Exploring Community Far Away from Home

By Jillian Hoenig, Shaalvim for Women
 
Does our unity make us a community, or does our being a community unite us?
 
What does it mean to be a community?
 
To be a state?
 
To be a nation?
 
What connection do we have with one another? 
 
 My friend Ariel and I were in Sanhedria looking to hail a cab.
 
I saw one coming down the road and signaled to it.
 
“Shalom, ma slomeich? (How are you)?” She said as we piled into the vehicle.
 
“Which cab company to you work for,” she said, gesturing towards the empty spot on the windshield where the name of a company should have been.
 
“What company do I work for? ANI OVED LACHEVRAH SHEL HAKADOSH BARUCH HU! (I work for the company of the holy One blessed be He)!”
 
I must add here that, with few exceptions, such a comment will send people running for the door.
 
I, unfortunately, was in a moving vehicle.
 
“Are you looking for a shidduch?”
 
“I’m not—but she is!” joked Ariel, motioning towards me.
 
I glared at her.  
 
“Great! I have a nephew who’s just about your age!”
 
The joke was apparently lost on our new friend.

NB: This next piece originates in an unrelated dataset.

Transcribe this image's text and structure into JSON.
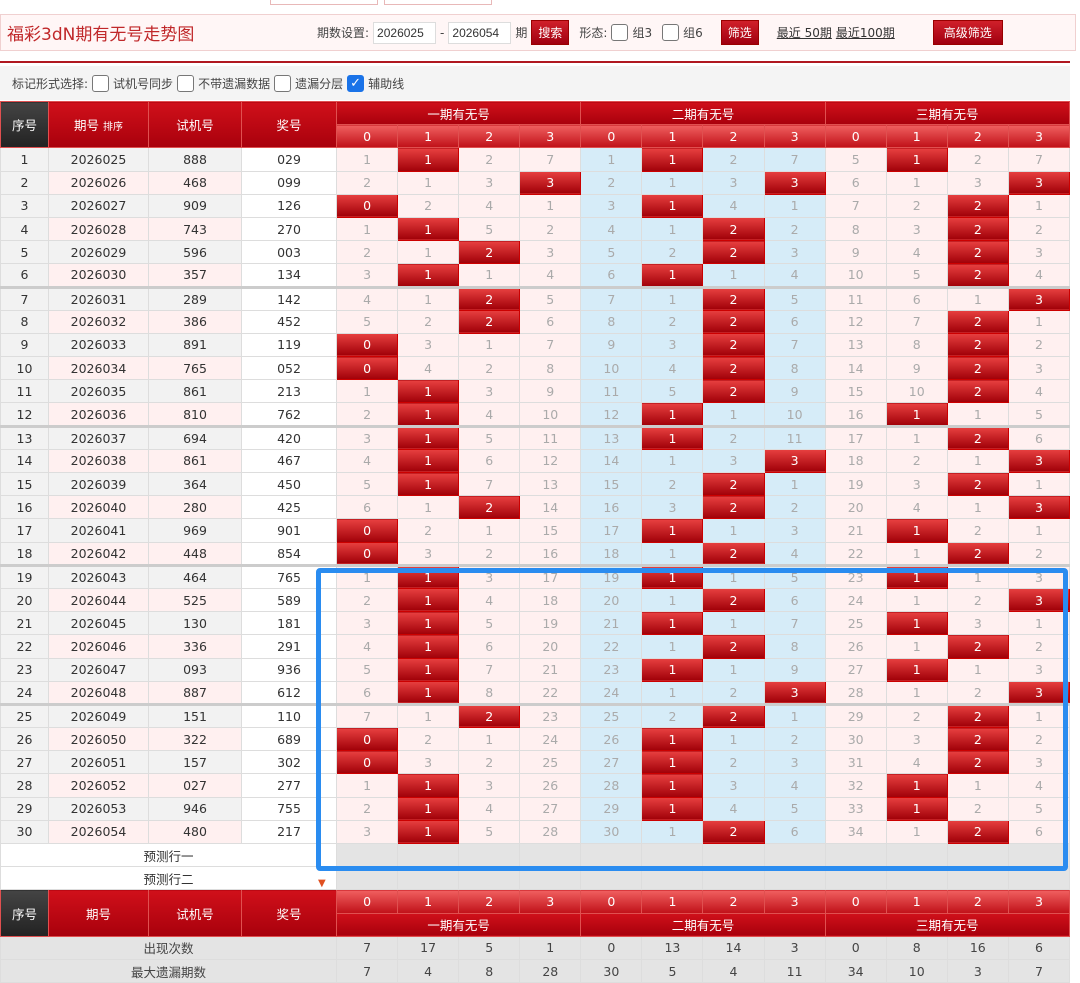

I began fumbling for the Hebrew words with which I could possibly explain to this man why I don’t want to marry his nephew right now.
 
“Ani choshevet sheani lo... (I don’t think that I’m)…”
 
“How old are you?”
 
“Eighteen?”
 
“Perfect! My nephew is twenty-seven! He’s very smart. He’s studying to become a doctor."
 
He handed me his business card. "Here's my number.”
 
This would not be the last time the two of us would get an interesting taste of Israel from the backseat of a cab.
 
“Malkha, bevakasha (Please take us to Malkha).”
 
The cab driver’s face lit up. “Gam ani meimalkha! (I am also from Malkha)!”
 
As we approached the neighborhood in question, he turned off the meter. He then proceeded to take us on a tour, the focus of which being his family lineage.
 
First, he showed us the apartment building where his grandmother had lived—then that of his parents—then his shul—and finally his own house, where we met his wife and two of his children. And, after a series of events only peripherally related to the cab ride, Ariel and I had become acquainted with his brother, brother-in-law, cousins, and a large portion of the extended family—many of whom were cab drivers who live in Malkha.
 
From that point on, whenever I would walk out of my building, I was likely to see one of our newfound friends waving at me from the window of a cab.
             
 
“Who are all these people?!” I would, at times, think to myself. This new kind of community perplexed me. What is a community? 
 
This time I was standing outside a bagel shop, and the woman standing next to me was voicing to me her take on what I realize now was, by coincidence, eerily interrelated to the question at hand.
 
“Listen,” the woman explained, “I don’t let my kids play outside in the street like these Israeli women do. I grew up in Brooklyn—I don’t trust anybody.”  
           
I was passing through an underground walkway, and I was drawn by the sight of a man who seemed to be dressed as Avraham Aveinu.
 
He was bent over and talking to a man lying on the ground with a blanket over his legs and a shopping cart by his feet. As I drew closer I saw the man dressed as a biblical character was just talking to the man on the ground.
 
About forty minutes later, I returned to the site to find the two men were still conversing. In every way he embodied the Avraham from the bible, (whom he was dressed up as).
 
He was performing hachnasat orchim, (welcoming guests), in the truest sense—not that he was welcoming this homeless man into his house, but, by creating a bond between himself and the man by simply conversing with him, he was drawing him into the fabric society.
          
Now and then I will reflect upon what the woman outside the bagel shop said to me.
 
But if ever I begin to believe it, I am promptly revisited by memories of all the people who welcomed me into and treated me as a part of their families—(figuratively, and sometimes literally).
 
 I still cannot be sure what it means to be a community. I expect there is no right answer.
 
But from time to time I remember all these people and the society that absorbed me eagerly and happily—these people who blurred the boundaries between neighbors and family members—and I miss them, as I would my family.